Но Доманский не отступал:

— В самый раз, проше пана, подослать княжну падишаху. Явление наследницы престола вызвало бы упадок духа среди москалей, а Европу направило бы супротив Екатерины... Сирот жалеют.

— Европа чихнуть боится без дозволу России, эта курва немецкая и её сатрап одноокий армию имеют наисильнейшую. Или забыл, как бегали конфедераты от Суворова?.. А что до княжны, коханы мой, то это гнилой товарец. Падишах её враз раскусит, а мне голову срубят. Она же никак не может запомнить как следует байку, что ей втолковали, даже в своих именах путается — то она Эметэ, то Пиненберг, то Володимирская, а зараз, гляди. — Тараканова. Прекрасна как ангел, пуста как пень трухлявый, пане коханку... — Радзивилл, пожав полными плечами, в глубокой задумчивости отхватил зубами очередной кусок окорока. Посмотрев на собеседника, с набитым ртом спросил: — Ты-то хоть знаешь, как её имя подлинное? Сколь не вбиваю в голову, что мужем Лизаветы покойной был Алексей Разумовский, а она всё Кирилла поминает, он, вишь, красивее... Хочешь — неси свою голову султану, а я до дому...

— Вы ж надежду дали паненке, князь.

— Э-э, — усмехнулся пан Радзивилл, — когда такая пташечка под одеяло лезет, чего не пообещаешь... — И, вспомнив что-то, рассмеялся, обнажив крупные зубы. — Я и так просадил на неё все злотые. Годи! Вернусь домой, паду в ноги Екатерине, она хоть и шлюха, а баба добрая, помилует.
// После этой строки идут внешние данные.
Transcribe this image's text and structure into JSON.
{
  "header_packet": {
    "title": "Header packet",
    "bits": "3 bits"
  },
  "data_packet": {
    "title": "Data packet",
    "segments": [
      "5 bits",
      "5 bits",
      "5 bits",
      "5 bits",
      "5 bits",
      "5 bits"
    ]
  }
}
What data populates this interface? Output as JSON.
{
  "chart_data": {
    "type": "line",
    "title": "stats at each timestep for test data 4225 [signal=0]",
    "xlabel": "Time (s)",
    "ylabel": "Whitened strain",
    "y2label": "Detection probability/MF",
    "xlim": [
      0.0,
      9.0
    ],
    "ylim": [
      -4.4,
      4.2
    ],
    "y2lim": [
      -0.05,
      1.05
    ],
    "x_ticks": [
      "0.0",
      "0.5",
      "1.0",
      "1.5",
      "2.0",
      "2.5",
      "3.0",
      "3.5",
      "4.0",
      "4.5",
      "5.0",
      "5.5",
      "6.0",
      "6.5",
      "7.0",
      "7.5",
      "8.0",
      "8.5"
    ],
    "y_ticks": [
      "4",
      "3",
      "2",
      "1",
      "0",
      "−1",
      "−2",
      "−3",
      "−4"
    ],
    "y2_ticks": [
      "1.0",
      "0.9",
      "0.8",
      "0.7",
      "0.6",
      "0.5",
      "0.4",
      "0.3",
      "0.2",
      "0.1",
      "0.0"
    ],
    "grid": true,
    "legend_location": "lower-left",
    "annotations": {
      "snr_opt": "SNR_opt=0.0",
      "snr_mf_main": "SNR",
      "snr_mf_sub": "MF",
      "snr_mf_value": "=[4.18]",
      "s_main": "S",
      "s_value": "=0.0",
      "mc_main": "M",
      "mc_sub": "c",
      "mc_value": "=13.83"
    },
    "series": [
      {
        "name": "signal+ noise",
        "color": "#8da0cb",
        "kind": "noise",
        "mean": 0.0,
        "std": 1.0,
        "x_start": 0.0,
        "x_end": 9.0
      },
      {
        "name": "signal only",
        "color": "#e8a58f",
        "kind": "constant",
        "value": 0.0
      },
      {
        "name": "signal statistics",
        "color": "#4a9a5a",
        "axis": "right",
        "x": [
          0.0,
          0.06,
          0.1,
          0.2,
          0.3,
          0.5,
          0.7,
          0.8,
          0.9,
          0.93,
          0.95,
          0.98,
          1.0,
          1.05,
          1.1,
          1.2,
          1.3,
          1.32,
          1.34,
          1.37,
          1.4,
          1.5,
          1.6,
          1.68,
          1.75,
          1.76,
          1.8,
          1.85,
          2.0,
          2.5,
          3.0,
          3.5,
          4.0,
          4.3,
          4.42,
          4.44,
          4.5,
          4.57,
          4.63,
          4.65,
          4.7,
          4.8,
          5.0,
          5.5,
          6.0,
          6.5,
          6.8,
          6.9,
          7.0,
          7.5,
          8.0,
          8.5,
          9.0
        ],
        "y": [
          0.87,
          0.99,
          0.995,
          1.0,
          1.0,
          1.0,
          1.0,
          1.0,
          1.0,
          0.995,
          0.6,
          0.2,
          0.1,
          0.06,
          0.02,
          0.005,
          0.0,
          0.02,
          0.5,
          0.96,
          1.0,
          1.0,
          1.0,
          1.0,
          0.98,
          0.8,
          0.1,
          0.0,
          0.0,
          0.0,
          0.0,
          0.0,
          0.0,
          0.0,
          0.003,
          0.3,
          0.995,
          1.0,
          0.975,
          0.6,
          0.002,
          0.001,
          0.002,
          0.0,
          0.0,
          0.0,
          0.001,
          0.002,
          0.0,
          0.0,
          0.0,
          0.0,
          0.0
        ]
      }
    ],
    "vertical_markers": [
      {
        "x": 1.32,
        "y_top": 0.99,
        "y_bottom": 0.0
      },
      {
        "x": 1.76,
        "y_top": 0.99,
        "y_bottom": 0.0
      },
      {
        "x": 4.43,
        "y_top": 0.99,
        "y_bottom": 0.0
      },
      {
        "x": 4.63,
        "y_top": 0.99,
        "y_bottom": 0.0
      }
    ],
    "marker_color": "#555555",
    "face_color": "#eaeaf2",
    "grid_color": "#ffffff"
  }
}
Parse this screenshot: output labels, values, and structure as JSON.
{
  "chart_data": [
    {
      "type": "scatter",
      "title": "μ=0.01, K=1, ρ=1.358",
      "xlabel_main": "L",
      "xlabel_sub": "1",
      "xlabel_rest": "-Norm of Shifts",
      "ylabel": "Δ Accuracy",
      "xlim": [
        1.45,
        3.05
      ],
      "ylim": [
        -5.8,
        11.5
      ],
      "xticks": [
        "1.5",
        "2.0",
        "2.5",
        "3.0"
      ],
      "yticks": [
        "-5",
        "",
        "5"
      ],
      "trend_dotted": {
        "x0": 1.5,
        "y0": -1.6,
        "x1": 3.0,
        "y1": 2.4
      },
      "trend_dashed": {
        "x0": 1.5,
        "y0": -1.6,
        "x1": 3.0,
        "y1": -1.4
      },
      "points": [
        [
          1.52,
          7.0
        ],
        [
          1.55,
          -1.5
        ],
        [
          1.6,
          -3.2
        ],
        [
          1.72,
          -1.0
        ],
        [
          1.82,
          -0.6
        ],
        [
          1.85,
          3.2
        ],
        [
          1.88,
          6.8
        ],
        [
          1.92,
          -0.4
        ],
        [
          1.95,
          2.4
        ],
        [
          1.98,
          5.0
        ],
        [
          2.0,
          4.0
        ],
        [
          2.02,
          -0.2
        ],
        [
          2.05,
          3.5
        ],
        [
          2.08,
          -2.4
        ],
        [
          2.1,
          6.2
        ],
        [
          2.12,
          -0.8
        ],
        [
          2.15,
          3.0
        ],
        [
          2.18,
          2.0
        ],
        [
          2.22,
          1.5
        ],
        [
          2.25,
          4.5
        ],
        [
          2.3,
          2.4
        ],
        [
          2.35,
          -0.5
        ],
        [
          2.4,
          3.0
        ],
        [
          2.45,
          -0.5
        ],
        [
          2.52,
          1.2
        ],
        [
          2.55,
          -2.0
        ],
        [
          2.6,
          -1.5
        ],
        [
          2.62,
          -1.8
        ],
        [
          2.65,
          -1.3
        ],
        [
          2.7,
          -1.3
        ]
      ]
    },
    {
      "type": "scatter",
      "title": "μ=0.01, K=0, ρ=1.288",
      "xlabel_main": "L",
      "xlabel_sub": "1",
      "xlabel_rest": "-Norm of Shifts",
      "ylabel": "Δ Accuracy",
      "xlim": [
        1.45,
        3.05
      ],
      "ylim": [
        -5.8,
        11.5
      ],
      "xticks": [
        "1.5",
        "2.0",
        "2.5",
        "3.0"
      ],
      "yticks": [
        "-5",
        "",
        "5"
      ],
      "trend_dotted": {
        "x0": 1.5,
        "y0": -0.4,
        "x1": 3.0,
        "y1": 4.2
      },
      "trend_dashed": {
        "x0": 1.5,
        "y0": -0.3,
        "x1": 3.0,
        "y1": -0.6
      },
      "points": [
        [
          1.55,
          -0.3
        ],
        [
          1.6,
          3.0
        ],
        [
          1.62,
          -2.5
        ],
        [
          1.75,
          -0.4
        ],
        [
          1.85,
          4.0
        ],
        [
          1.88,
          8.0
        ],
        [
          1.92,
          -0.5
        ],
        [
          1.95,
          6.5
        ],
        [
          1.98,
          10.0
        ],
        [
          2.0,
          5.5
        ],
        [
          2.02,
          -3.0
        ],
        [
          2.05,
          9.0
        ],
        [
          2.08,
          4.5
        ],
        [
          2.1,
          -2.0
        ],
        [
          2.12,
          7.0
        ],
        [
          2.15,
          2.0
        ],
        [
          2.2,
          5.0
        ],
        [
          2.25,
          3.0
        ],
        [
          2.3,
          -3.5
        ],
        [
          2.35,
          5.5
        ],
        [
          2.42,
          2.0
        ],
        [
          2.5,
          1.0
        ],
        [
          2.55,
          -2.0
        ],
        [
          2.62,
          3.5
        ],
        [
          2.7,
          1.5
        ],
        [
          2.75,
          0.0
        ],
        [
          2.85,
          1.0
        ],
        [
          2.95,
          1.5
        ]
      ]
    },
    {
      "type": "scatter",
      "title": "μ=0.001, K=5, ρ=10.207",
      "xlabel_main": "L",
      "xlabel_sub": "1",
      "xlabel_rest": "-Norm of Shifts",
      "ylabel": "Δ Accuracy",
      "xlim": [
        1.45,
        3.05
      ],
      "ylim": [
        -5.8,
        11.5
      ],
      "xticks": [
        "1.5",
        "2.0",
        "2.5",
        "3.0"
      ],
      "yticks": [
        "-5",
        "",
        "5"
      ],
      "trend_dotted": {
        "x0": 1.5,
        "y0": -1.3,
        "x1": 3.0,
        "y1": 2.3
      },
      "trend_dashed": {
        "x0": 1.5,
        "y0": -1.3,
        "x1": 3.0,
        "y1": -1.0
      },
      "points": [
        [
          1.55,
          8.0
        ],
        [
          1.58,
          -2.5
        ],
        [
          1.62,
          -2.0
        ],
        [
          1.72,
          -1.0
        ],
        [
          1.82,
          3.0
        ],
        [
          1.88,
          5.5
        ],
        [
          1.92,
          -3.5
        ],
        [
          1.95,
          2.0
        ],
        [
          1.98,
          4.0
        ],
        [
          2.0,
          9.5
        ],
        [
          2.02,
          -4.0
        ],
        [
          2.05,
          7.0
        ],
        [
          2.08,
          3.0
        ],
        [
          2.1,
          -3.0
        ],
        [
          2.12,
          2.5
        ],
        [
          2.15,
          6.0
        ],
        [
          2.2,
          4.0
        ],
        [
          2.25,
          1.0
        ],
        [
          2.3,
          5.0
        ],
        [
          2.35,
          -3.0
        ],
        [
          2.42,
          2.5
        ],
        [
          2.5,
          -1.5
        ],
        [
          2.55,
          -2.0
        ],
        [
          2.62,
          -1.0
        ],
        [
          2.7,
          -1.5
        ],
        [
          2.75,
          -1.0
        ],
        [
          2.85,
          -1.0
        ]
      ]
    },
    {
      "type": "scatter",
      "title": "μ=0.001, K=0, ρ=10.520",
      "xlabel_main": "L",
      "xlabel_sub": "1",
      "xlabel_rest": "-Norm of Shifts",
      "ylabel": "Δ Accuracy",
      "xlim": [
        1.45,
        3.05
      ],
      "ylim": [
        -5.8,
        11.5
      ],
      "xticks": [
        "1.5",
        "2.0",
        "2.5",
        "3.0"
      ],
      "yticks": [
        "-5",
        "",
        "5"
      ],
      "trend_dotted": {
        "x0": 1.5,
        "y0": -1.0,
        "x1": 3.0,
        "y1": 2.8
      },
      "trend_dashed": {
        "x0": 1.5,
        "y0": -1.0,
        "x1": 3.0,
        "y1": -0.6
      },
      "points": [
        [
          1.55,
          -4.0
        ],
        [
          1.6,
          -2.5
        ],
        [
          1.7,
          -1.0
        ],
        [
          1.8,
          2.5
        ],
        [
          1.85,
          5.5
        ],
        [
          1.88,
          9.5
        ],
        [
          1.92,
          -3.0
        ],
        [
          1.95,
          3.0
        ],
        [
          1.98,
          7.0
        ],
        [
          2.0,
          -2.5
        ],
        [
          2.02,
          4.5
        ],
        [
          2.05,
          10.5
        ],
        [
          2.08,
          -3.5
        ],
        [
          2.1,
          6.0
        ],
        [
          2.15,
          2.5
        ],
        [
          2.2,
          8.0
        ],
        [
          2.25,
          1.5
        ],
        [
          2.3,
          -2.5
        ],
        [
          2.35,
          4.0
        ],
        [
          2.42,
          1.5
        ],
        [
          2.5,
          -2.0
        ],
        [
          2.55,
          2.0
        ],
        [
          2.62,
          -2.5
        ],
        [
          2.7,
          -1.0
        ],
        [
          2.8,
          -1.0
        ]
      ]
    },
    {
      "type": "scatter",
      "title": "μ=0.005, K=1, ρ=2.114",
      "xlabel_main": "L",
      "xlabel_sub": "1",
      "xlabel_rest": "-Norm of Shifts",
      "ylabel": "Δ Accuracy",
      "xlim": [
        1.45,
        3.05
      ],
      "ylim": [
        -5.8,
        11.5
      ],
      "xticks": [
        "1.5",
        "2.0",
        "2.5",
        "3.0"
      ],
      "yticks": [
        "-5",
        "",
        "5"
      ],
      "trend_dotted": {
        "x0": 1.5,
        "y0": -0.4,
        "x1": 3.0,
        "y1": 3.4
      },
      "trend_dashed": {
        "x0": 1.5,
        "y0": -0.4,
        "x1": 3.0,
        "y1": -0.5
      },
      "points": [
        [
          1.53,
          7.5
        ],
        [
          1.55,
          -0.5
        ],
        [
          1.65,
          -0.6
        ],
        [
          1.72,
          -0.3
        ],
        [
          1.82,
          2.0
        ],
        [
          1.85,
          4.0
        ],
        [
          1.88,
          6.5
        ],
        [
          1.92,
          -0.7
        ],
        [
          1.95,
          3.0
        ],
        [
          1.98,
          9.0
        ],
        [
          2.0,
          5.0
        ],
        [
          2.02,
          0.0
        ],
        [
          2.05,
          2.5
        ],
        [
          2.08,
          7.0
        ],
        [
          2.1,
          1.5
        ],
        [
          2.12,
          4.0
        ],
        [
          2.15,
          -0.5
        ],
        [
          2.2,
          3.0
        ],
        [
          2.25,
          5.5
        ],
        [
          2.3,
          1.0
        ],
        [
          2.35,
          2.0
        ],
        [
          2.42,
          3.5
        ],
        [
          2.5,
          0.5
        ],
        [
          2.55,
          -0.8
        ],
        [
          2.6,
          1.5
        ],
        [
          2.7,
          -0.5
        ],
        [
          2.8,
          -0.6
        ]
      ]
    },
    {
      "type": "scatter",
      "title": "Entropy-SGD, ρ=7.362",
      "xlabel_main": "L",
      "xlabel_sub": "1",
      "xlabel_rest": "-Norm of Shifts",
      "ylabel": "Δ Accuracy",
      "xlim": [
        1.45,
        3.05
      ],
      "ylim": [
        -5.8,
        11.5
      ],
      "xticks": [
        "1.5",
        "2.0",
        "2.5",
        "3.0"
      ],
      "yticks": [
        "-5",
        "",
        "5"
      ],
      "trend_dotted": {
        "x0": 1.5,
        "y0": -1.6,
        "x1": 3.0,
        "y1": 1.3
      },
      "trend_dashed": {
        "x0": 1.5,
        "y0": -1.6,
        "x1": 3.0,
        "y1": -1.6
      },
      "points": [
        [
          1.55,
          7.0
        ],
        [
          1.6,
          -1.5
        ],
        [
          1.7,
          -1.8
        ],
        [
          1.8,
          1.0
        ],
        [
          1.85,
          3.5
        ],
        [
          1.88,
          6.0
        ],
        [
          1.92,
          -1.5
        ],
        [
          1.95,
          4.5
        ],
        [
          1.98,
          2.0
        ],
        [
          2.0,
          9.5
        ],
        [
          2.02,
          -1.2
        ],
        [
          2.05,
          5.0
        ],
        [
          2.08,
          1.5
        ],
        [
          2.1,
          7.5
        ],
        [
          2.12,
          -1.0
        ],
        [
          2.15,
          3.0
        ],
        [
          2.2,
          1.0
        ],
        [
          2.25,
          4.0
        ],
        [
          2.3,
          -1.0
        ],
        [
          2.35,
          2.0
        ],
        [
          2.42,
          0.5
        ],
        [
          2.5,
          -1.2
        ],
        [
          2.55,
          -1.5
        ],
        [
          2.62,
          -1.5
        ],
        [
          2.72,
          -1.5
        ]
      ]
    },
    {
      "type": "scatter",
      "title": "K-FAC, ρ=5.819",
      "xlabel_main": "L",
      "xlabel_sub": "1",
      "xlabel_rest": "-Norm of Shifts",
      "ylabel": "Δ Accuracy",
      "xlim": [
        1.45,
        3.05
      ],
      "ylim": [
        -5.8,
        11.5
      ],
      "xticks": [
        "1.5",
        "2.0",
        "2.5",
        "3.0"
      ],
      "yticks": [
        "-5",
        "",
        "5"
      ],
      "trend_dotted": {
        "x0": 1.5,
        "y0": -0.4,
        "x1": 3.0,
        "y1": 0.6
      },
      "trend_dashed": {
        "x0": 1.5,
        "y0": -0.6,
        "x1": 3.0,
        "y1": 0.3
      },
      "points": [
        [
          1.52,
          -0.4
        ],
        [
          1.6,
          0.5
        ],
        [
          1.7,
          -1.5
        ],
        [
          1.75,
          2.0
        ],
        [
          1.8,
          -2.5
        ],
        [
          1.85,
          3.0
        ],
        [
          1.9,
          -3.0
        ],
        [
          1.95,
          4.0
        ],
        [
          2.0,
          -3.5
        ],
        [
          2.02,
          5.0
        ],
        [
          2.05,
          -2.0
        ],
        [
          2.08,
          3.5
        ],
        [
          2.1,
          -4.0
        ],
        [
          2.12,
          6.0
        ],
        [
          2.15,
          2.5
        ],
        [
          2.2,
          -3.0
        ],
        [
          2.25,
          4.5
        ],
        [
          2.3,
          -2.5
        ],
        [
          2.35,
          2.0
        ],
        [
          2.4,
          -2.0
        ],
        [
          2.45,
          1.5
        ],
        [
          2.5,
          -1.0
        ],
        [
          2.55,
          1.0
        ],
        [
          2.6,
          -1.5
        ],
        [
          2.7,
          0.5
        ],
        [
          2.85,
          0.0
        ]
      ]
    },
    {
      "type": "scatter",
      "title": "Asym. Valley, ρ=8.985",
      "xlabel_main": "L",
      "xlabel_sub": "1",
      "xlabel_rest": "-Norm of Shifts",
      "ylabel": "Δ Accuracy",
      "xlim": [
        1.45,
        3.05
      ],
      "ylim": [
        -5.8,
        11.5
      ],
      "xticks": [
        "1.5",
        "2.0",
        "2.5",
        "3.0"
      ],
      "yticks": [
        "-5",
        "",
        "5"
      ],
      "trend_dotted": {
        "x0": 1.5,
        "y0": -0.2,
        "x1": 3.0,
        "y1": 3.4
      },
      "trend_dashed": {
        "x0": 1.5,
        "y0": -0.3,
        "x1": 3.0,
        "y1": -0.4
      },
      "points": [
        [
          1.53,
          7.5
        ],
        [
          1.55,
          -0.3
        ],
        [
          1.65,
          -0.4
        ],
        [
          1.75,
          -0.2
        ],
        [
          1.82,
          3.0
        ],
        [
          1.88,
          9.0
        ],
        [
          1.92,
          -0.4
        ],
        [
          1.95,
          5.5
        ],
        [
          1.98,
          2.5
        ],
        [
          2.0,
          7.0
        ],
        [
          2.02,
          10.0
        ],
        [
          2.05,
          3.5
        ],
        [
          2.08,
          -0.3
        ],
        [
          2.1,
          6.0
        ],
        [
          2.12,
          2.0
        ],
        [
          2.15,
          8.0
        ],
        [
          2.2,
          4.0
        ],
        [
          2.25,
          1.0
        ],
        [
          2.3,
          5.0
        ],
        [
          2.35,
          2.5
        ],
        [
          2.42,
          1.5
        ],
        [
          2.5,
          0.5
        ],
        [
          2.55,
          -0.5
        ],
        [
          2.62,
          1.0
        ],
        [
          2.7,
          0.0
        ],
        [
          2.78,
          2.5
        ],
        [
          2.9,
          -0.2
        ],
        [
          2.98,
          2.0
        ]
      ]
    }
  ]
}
Да... сегодня же и еду. — Перестав есть, Радзивилл вдруг крикнул: Эй, гайдук, кунтуш и саблю! — С проворством, неожиданным для такой туши, он выскользнул из-под своего столика и забегал по спальне так, что края его сорочки заполоскались, как на сильном ветру. — До дому! К чёрту Неаполь! К чёрту Европу!

— А как же она? — растерянно вертясь на месте вслед за князем, вопрошал Доманский. — Векселя, расписки...

— Хай повесится, пане коханку, — отвечал ему воевода, натягивая штаны, — мне-то что? Ты и Огиньский свели меня с ней, вы и расхлёбывайте. Хай Огиньский ещё полонез напишет да ей подарит... Ля, ля-ля-ля, ля, ля-ля... — Он вдруг остановился и посмотрел на Доманского: — У меня тоска по родине, пане коханку.

— То не по-шляхетному, пане Радзивилл, — помрачнел Доманский. — С пани благородной, как со шлюхой, обращаться не можно!.. — возвысил голос он. Отступив на шаг, дёрнул вниз головой. — Я прошу удовлетворения.

Бросив к ногам Радзивилла перчатку, он вдруг выхватил шпагу. Князь изумлённо на него уставился, уперев руки в жирные бока.

— Бла-го-род-ная? — протянул он. — Да в её крови благородства ровно столько, сколько у дворовой сучки моего подпаска. Её батька не то пекарь, не то аптекарь из Праги. А ты, пан Доманский, — нахмурился он, но только для вида, — буянить будешь, позову конюхов с киями, они из тебя разом дурь выбьют... вместе с мозгами.

Сказав это, пан Радзивилл снова закружился по спальне, напевая какую-то мелодию.

2


«Оттоманская Порта, утвердившая вечный мир с Россией, вероломно нарушила святость оного, воровски вторгшись в пределы нашей державы любезной... Мы полагаем нашу твёрдую надежду на правосудие и помощь Господню, на мужество полководцев наших, графа Румянцева-Задунайского и князя Потёмкина-Таврического, и храбрость войск наших...»

И сразу после царицыного указа — потянулось по осенним российским просторам русское войско. Через берёзовые колки, ельники и сосенники, через холмы и болотца, под серым небом и моросью, по разбитой в хлябь дороге брели вольным шагом российские солдаты. Унылый однообразный солдатский строй местами перебивался новобранцами, одетыми в армяки и свитки, — сплошная рвань да лапти. Редкие офицеры на конях полуспали, утомлённые тряской дорог и угрюмой песней солдат.

Внезапно выскочивший навстречу войскам конный разъезд разогнал унылое спокойствие бредущих войск.

— Соступи!

— Дорогу!

— Дорогу светлейшему князю Потёмкину!

Там, где слово было немочно, действовала нагайка. Солдаты, шарахаясь в стороны, старались заглянуть в переваливающийся на ухабах дормез, влекомый шестёркой цугом, где в халате и хандре лежал на подушках мрачный Потёмкин.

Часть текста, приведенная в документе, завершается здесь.